Is it a company’s leadership, ultimately hired by the company’s owners, the shareholders. or is it a couple of proxy advisers, whose income depends on being the ones consulted over management decisions?
Exxon Mobil, having grown fed up with the anti-business climate of New York, has put before its owners, its shareholders, the proposition that the company should go out from New York, move to Texas, and redomicile there.
The two largest Proxy Advisors aggregate to somewhere between 90% and 97% of the American proxy advisory market. The two, Glass Lewis and Institutional Shareholder Services, are pushing those shareholders to reject the move.
(Aside: they’re not even American companies. Glass Lewis, although headquartered in San Francisco, is owned by Peloton Capital Management, a Canadian company. Institutional Shareholder Services, although headquartered in Rockville, MD, is owned by the German company, Deutsche Börse AG.)
Their motive is obvious. Texas, for instance,
lets companies domiciled in the state require that investors hold at least $1 million in market value, or 3% of voting shares, for six months to submit shareholder proposals. Companies can also require shareholders to own at least 3% of shares to bring lawsuits for breaches of fiduciary duty and self-dealing.

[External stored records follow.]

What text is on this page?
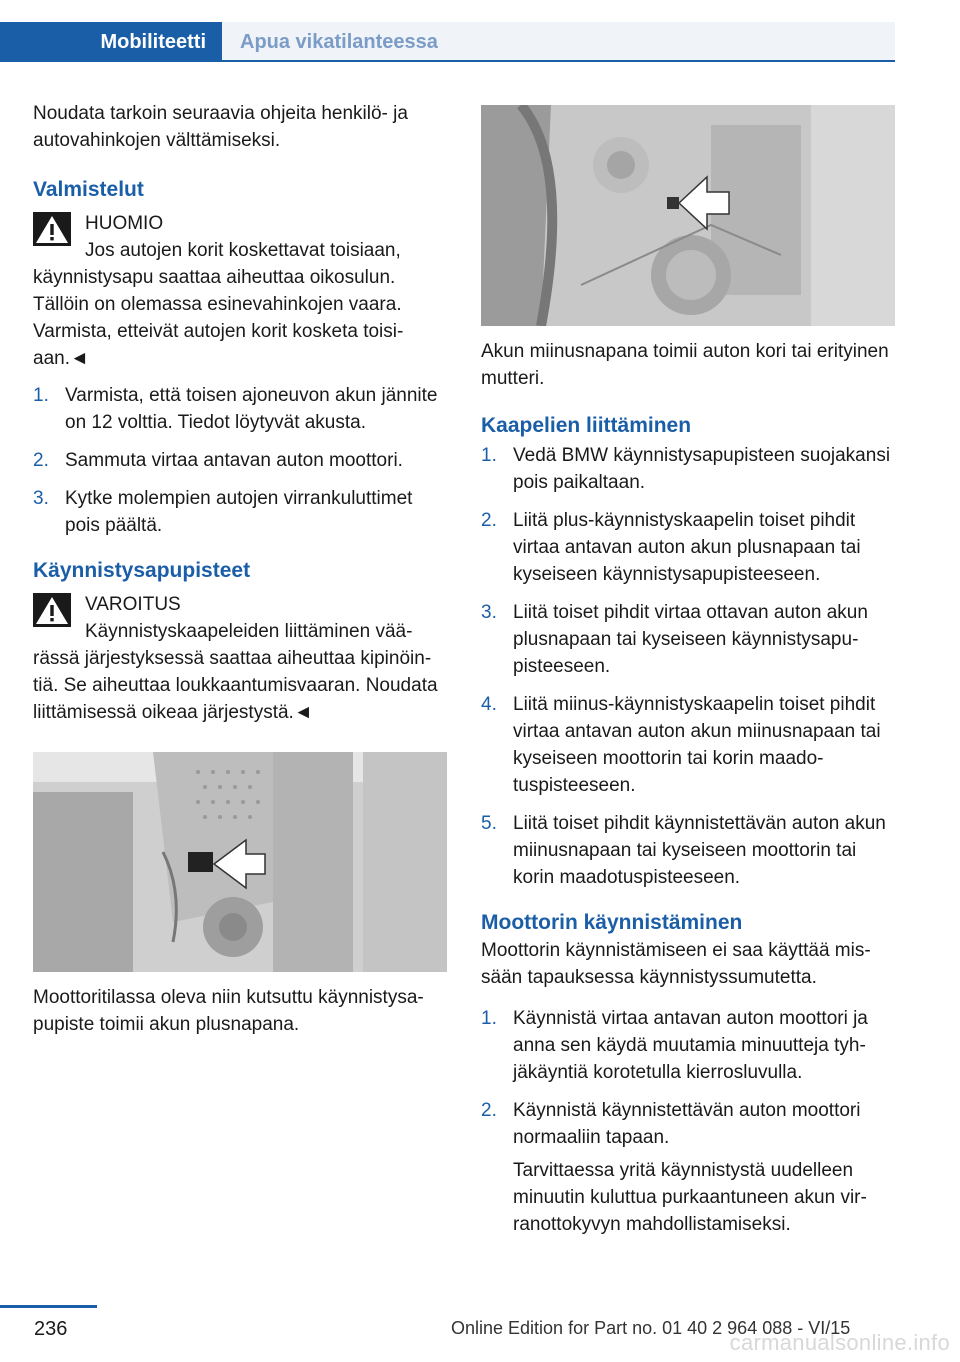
Mobiliteetti	Apua vikatilanteessa

Noudata tarkoin seuraavia ohjeita henkilö- ja autovahinkojen välttämiseksi.

Valmistelut

HUOMIO

Jos autojen korit koskettavat toisiaan, käynnistysapu saattaa aiheuttaa oikosulun. Tällöin on olemassa esinevahinkojen vaara. Varmista, etteivät autojen korit kosketa toisiaan.◄

1. Varmista, että toisen ajoneuvon akun jännite on 12 volttia. Tiedot löytyvät akusta.
2. Sammuta virtaa antavan auton moottori.
3. Kytke molempien autojen virrankuluttimet pois päältä.

Käynnistysapupisteet

VAROITUS

Käynnistyskaapeleiden liittäminen väärässä järjestyksessä saattaa aiheuttaa kipinöintiä. Se aiheuttaa loukkaantumisvaaran. Noudata liittämisessä oikeaa järjestystä.◄

Moottoritilassa oleva niin kutsuttu käynnistysapupiste toimii akun plusnapana.

Akun miinusnapana toimii auton kori tai erityinen mutteri.

Kaapelien liittäminen

1. Vedä BMW käynnistysapupisteen suojakansi pois paikaltaan.
2. Liitä plus-käynnistyskaapelin toiset pihdit virtaa antavan auton akun plusnapaan tai kyseiseen käynnistysapupisteeseen.
3. Liitä toiset pihdit virtaa ottavan auton akun plusnapaan tai kyseiseen käynnistysapupisteeseen.
4. Liitä miinus-käynnistyskaapelin toiset pihdit virtaa antavan auton akun miinusnapaan tai kyseiseen moottorin tai korin maadotuspisteeseen.
5. Liitä toiset pihdit käynnistettävän auton akun miinusnapaan tai kyseiseen moottorin tai korin maadotuspisteeseen.

Moottorin käynnistäminen

Moottorin käynnistämiseen ei saa käyttää missään tapauksessa käynnistyssumutetta.

1. Käynnistä virtaa antavan auton moottori ja anna sen käydä muutamia minuutteja tyhjäkäyntiä korotetulla kierrosluvulla.
2. Käynnistä käynnistettävän auton moottori normaaliin tapaan.

Tarvittaessa yritä käynnistystä uudelleen minuutin kuluttua purkaantuneen akun virranottokyvyn mahdollistamiseksi.

236	Online Edition for Part no. 01 40 2 964 088 - VI/15
carmanualsonline.info
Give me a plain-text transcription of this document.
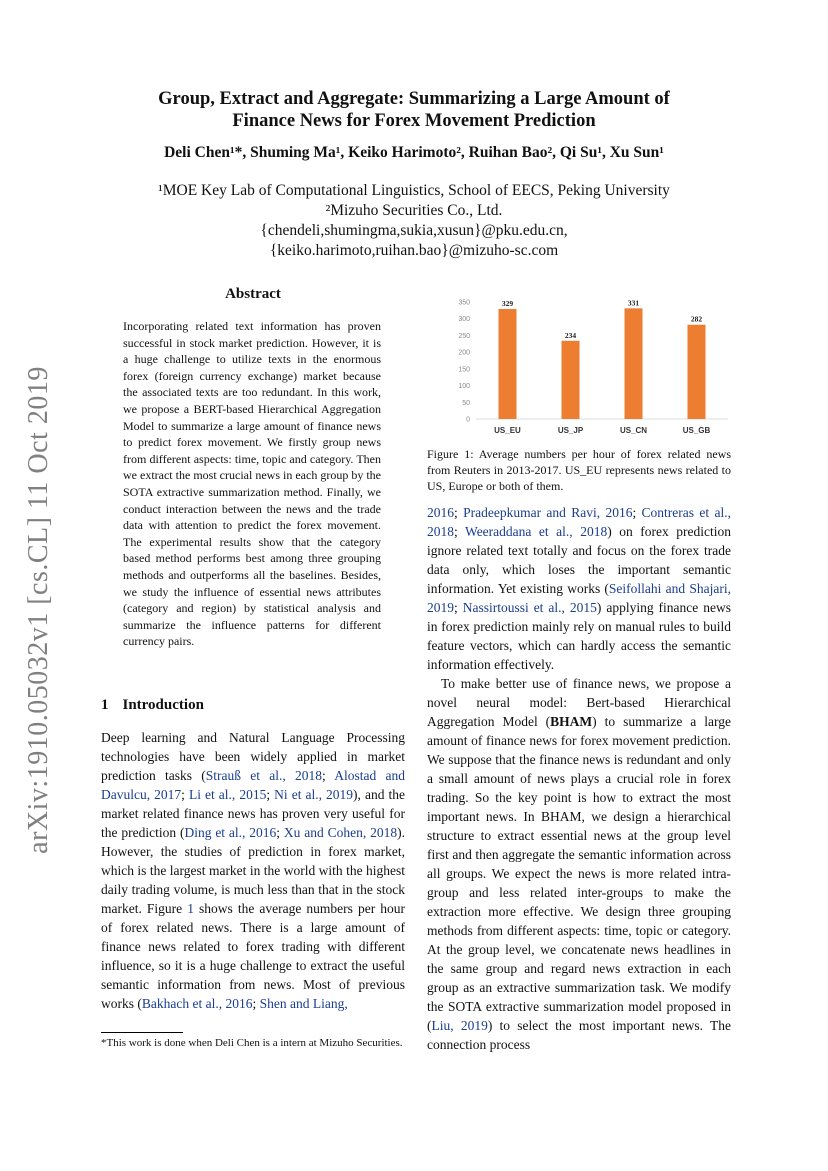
arXiv:1910.05032v1 [cs.CL] 11 Oct 2019
Group, Extract and Aggregate: Summarizing a Large Amount of
Finance News for Forex Movement Prediction
Deli Chen¹*, Shuming Ma¹, Keiko Harimoto², Ruihan Bao², Qi Su¹, Xu Sun¹
¹MOE Key Lab of Computational Linguistics, School of EECS, Peking University
²Mizuho Securities Co., Ltd.
{chendeli,shumingma,sukia,xusun}@pku.edu.cn,
{keiko.harimoto,ruihan.bao}@mizuho-sc.com
Abstract
Incorporating related text information has proven successful in stock market prediction. However, it is a huge challenge to utilize texts in the enormous forex (foreign currency exchange) market because the associated texts are too redundant. In this work, we propose a BERT-based Hierarchical Aggregation Model to summarize a large amount of finance news to predict forex movement. We firstly group news from different aspects: time, topic and category. Then we extract the most crucial news in each group by the SOTA extractive summarization method. Finally, we conduct interaction between the news and the trade data with attention to predict the forex movement. The experimental results show that the category based method performs best among three grouping methods and outperforms all the baselines. Besides, we study the influence of essential news attributes (category and region) by statistical analysis and summarize the influence patterns for different currency pairs.
1 Introduction

Deep learning and Natural Language Processing technologies have been widely applied in market prediction tasks (Strauß et al., 2018; Alostad and Davulcu, 2017; Li et al., 2015; Ni et al., 2019), and the market related finance news has proven very useful for the prediction (Ding et al., 2016; Xu and Cohen, 2018). However, the studies of prediction in forex market, which is the largest market in the world with the highest daily trading volume, is much less than that in the stock market. Figure 1 shows the average numbers per hour of forex related news. There is a large amount of finance news related to forex trading with different influence, so it is a huge challenge to extract the useful semantic information from news. Most of previous works (Bakhach et al., 2016; Shen and Liang,

*This work is done when Deli Chen is a intern at Mizuho Securities.
0
50
100
150
200
250
300
350	329
US_EU
234
US_JP
331
US_CN
282
US_GB
Figure 1: Average numbers per hour of forex related news from Reuters in 2013-2017. US_EU represents news related to US, Europe or both of them.

2016; Pradeepkumar and Ravi, 2016; Contreras et al., 2018; Weeraddana et al., 2018) on forex prediction ignore related text totally and focus on the forex trade data only, which loses the important semantic information. Yet existing works (Seifollahi and Shajari, 2019; Nassirtoussi et al., 2015) applying finance news in forex prediction mainly rely on manual rules to build feature vectors, which can hardly access the semantic information effectively.

To make better use of finance news, we propose a novel neural model: Bert-based Hierarchical Aggregation Model (BHAM) to summarize a large amount of finance news for forex movement prediction. We suppose that the finance news is redundant and only a small amount of news plays a crucial role in forex trading. So the key point is how to extract the most important news. In BHAM, we design a hierarchical structure to extract essential news at the group level first and then aggregate the semantic information across all groups. We expect the news is more related intra-group and less related inter-groups to make the extraction more effective. We design three grouping methods from different aspects: time, topic or category. At the group level, we concatenate news headlines in the same group and regard news extraction in each group as an extractive summarization task. We modify the SOTA extractive summarization model proposed in (Liu, 2019) to select the most important news. The connection process
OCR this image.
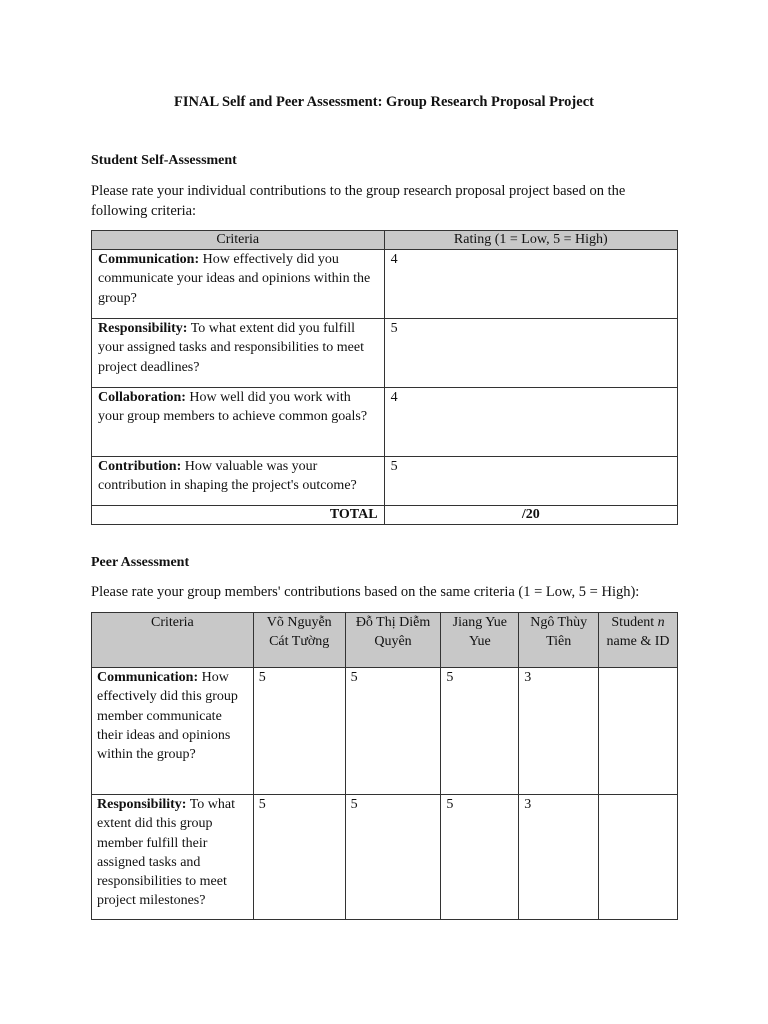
FINAL Self and Peer Assessment: Group Research Proposal Project
Student Self-Assessment
Please rate your individual contributions to the group research proposal project based on the following criteria:
Criteria	Rating (1 = Low, 5 = High)
Communication: How effectively did you communicate your ideas and opinions within the group?	4
Responsibility: To what extent did you fulfill your assigned tasks and responsibilities to meet project deadlines?	5
Collaboration: How well did you work with your group members to achieve common goals?	4
Contribution: How valuable was your contribution in shaping the project's outcome?	5
TOTAL	/20
Peer Assessment
Please rate your group members' contributions based on the same criteria (1 = Low, 5 = High):
Criteria	Võ Nguyễn Cát Tường	Đỗ Thị Diễm Quyên	Jiang Yue Yue	Ngô Thùy Tiên	Student n name & ID
Communication: How effectively did this group member communicate their ideas and opinions within the group?	5	5	5	3	
Responsibility: To what extent did this group member fulfill their assigned tasks and responsibilities to meet project milestones?	5	5	5	3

A successful move to Texas would encourage lots more companies to leave States with high business taxes, excessive regulatory environments, and especially relevant to this context, a heavily advisor-permissive suite of regulations. This is a significant reduction in the “advisors'” ability to…influence…the companies they choose to target.
Who runs, then, Exxon Mobil: the shareholders or Glass Lewis and Institutional Shareholder Services?